How Did Japan’s Largest Artist Collective, the Kanō School Survive the Threat of Extinction!?
The Kanō School’s Biggest Crisis
From the end of the Muromachi period to the end of the Edo period, for around 400 years, was the strongest and largest artist collective that always ran in the center of the art world — the Kanō school.
The founder, Kanō Masanobu, played an active part as the official artist of the Muromachi Shogunate, and Kanō Motonobu, the second generation, had many apprentices and established a workshop system that could meet the demands of a wide range of customers. Additionally, Motonobu’s grandchild, Kanō Eitoku (狩野永徳), was favored by rulers such as Oda Nobunaga and Toyotomi Hideyoshi, making him a star of the times.
However, tragedy fell upon what seemed to be the smooth sailing Kanō school. It was the sudden death of its master, Kanō Eitoku (狩野永徳). In the midst of troubled times when the future was uncertain, not only samurai, but artists also had to engage themselves in extremely fierce tactics for survival. Especially for the Kanō school, which had been closely involved with those in power, the turmoil caused by the death of the clan’s backbone, Eitoku, was enormous.
An incident occured, adding a further blow to the situation. The Kanō school, which received Toyotomi Hideyoshi’s generous patronage and was entrusted with most of the paintings, was robbed of their work from Hideyoshi by, of all people, their biggest rival, Hasegawa Tōhaku. Nothing could have been more humiliating for Eitoku’s eldest son, Kanō Mitsunobu, who had only just become the master.
It was the toughest time for the Kanō school, and a turbulent era as they had to determine who the ruler would be in the new era, for the sake of the clan’s survival. Now, what kind of secret methods did the Kanō school launch themselves into?

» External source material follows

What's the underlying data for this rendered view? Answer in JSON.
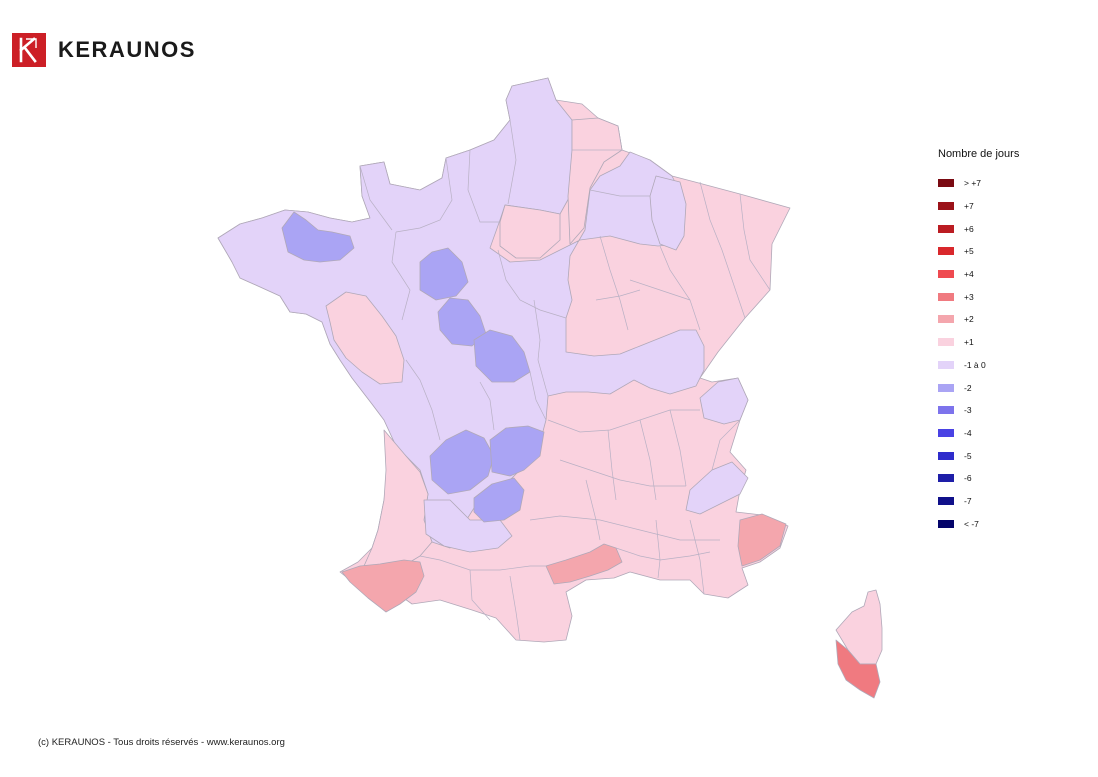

The Three Sides Strategy: the Kanō School’s Big Survival Tactic
With the Sekigahara battle as the turning point, the trends of society completely changed in the second half of the Momoyama period. The three-way struggle of power composed by the Toyotomi clan, the Tokugawa clan, and the Imperial Court also became the basis of the Kanō school’s survival tactics. It is the so-called ‘Three Sides Strategy.’
In other words, Kanō Eitoku’s apprentices, Kanō Sanraku and Kanō Naizen (both who were artists from families of samurai, whose talents were discovered by Hideyoshi,) served the Toyotomi clan, while Eitoku’s brother, Kanō Naganobu, who was 34 years Eitoku’s junior, served Tokugawa Ieyasu and Hidetada from the early stages, and later on, Kanō Tan-yū played a leading role in the Kanō clan achieving the title as the Edo Shogunate’s favorite artist. Kanō Takanobu was placed to serve the Imperial Court — he was a younger brother of Mitsunobu, and the father of three brothers, Kanō Tan-yū, Kanō Naonobu, and Kanō Eishin Yasunobu, who was well-trusted by the Emperor as an artist for the Imperial Court .
Thus, in this period of political instability, the Kanō school established a system that could ensure their survival through any unforeseen circumstance, and this became the cornerstone of the Kanō school’s prosperity until the end of the Bakumatsu period (1853-1869). It can be said that this was a secret method unique to the Kanō school, who honored their lineage and had influential apprentices.